The story broke last week in the country’s German-speaking media, and Coca-Cola Hellenic (CCH) told BeverageDaily.com today that it had received a preliminary questionnaire from the Swiss Competition Authority (WEKO).
Denner is Switzerland’s third-largest retailer and largest discount chain, and spokesman Thomas Kaderli told us that the chain is "pleased that action is being taken".
Denner claims Coke blocked ‘parallel import’ strategy
Denner claims that it began buying two-liter bottles of Coca-Cola from the Czech Republic in January, in an attempt to take action against what it claims were excessively high prices for the drink in Switzerland, based on its own data.

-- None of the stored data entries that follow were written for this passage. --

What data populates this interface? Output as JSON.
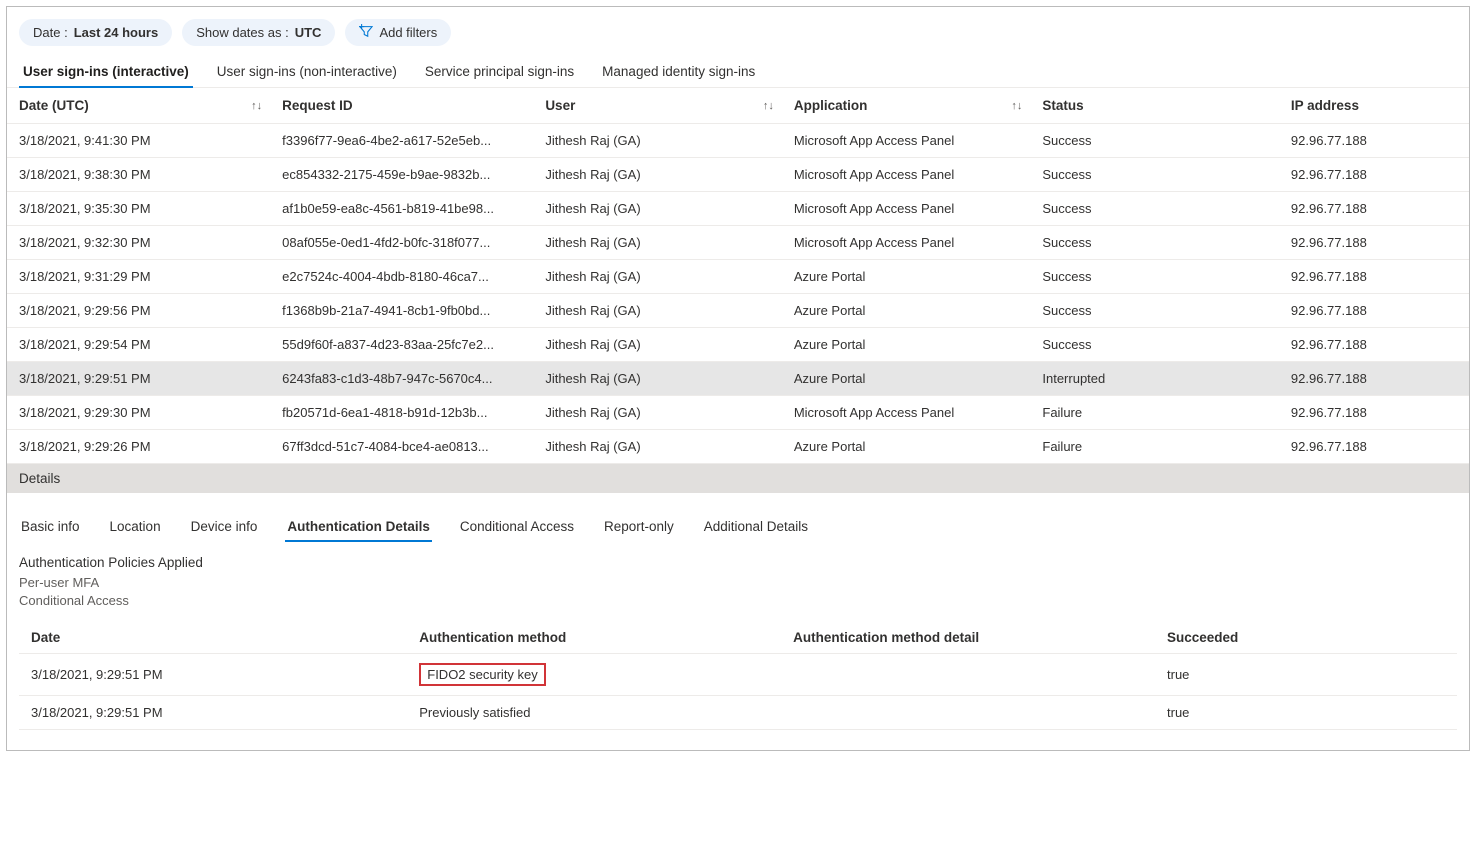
{
  "filters": {
    "date_label": "Date : ",
    "date_value": "Last 24 hours",
    "show_dates_label": "Show dates as : ",
    "show_dates_value": "UTC",
    "add_filters": "Add filters"
  },
  "tabs": {
    "t0": "User sign-ins (interactive)",
    "t1": "User sign-ins (non-interactive)",
    "t2": "Service principal sign-ins",
    "t3": "Managed identity sign-ins"
  },
  "columns": {
    "date": "Date (UTC)",
    "request_id": "Request ID",
    "user": "User",
    "application": "Application",
    "status": "Status",
    "ip": "IP address"
  },
  "rows": [
    {
      "date": "3/18/2021, 9:41:30 PM",
      "req": "f3396f77-9ea6-4be2-a617-52e5eb...",
      "user": "Jithesh Raj (GA)",
      "app": "Microsoft App Access Panel",
      "status": "Success",
      "ip": "92.96.77.188"
    },
    {
      "date": "3/18/2021, 9:38:30 PM",
      "req": "ec854332-2175-459e-b9ae-9832b...",
      "user": "Jithesh Raj (GA)",
      "app": "Microsoft App Access Panel",
      "status": "Success",
      "ip": "92.96.77.188"
    },
    {
      "date": "3/18/2021, 9:35:30 PM",
      "req": "af1b0e59-ea8c-4561-b819-41be98...",
      "user": "Jithesh Raj (GA)",
      "app": "Microsoft App Access Panel",
      "status": "Success",
      "ip": "92.96.77.188"
    },
    {
      "date": "3/18/2021, 9:32:30 PM",
      "req": "08af055e-0ed1-4fd2-b0fc-318f077...",
      "user": "Jithesh Raj (GA)",
      "app": "Microsoft App Access Panel",
      "status": "Success",
      "ip": "92.96.77.188"
    },
    {
      "date": "3/18/2021, 9:31:29 PM",
      "req": "e2c7524c-4004-4bdb-8180-46ca7...",
      "user": "Jithesh Raj (GA)",
      "app": "Azure Portal",
      "status": "Success",
      "ip": "92.96.77.188"
    },
    {
      "date": "3/18/2021, 9:29:56 PM",
      "req": "f1368b9b-21a7-4941-8cb1-9fb0bd...",
      "user": "Jithesh Raj (GA)",
      "app": "Azure Portal",
      "status": "Success",
      "ip": "92.96.77.188"
    },
    {
      "date": "3/18/2021, 9:29:54 PM",
      "req": "55d9f60f-a837-4d23-83aa-25fc7e2...",
      "user": "Jithesh Raj (GA)",
      "app": "Azure Portal",
      "status": "Success",
      "ip": "92.96.77.188"
    },
    {
      "date": "3/18/2021, 9:29:51 PM",
      "req": "6243fa83-c1d3-48b7-947c-5670c4...",
      "user": "Jithesh Raj (GA)",
      "app": "Azure Portal",
      "status": "Interrupted",
      "ip": "92.96.77.188"
    },
    {
      "date": "3/18/2021, 9:29:30 PM",
      "req": "fb20571d-6ea1-4818-b91d-12b3b...",
      "user": "Jithesh Raj (GA)",
      "app": "Microsoft App Access Panel",
      "status": "Failure",
      "ip": "92.96.77.188"
    },
    {
      "date": "3/18/2021, 9:29:26 PM",
      "req": "67ff3dcd-51c7-4084-bce4-ae0813...",
      "user": "Jithesh Raj (GA)",
      "app": "Azure Portal",
      "status": "Failure",
      "ip": "92.96.77.188"
    }
  ],
  "details_header": "Details",
  "detail_tabs": {
    "t0": "Basic info",
    "t1": "Location",
    "t2": "Device info",
    "t3": "Authentication Details",
    "t4": "Conditional Access",
    "t5": "Report-only",
    "t6": "Additional Details"
  },
  "auth_policies": {
    "label": "Authentication Policies Applied",
    "p0": "Per-user MFA",
    "p1": "Conditional Access"
  },
  "auth_columns": {
    "date": "Date",
    "method": "Authentication method",
    "detail": "Authentication method detail",
    "succeeded": "Succeeded"
  },
  "auth_rows": [
    {
      "date": "3/18/2021, 9:29:51 PM",
      "method": "FIDO2 security key",
      "detail": "",
      "succ": "true"
    },
    {
      "date": "3/18/2021, 9:29:51 PM",
      "method": "Previously satisfied",
      "detail": "",
      "succ": "true"
    }
  ],
  "selected_row_index": 7,
  "highlighted_auth_row_index": 0
}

But the grocery chain claims Coke’s bottlers in Germany, Austria, Italy and France then took action to block its ‘parallel import’ strategy – which had resulted in a 25 euro cent cut in two liter bottle prices – either not answering Denner’s requests for a quote, or quoting unduly high prices.
‘We maintain a policy of strict compliance with competition laws’ – Coke Hellenic
Despite Denner taking up cola cudgels against CCH the preliminary investigation will take several months and may not result in an full-scale investigation for so-called ‘illegal foreclosure’ – the probe will also require concrete evidence of wrongdoing to progress further.
“We will respond and co-operate fully with the Swiss competition authorities as we always do. We maintain a policy of strict compliance with competition laws,” CCH public affairs and communications group director, Klaske de Jonge, told this site.
International brands must stop impeding competition - Denner
WEKO was unavailable for comment today, but spokesman Patrick Ducrey told newspaper Basler Zeitung last week that the Competition Commission would seek to clarify whether CCH had hindered parallel imports by Denner and other Swiss customers.
Denner spokeswoman Paloma Martino said it was time for “international brand name companies to stop impeding competition, and thus [allow] lower prices in Switzerland”.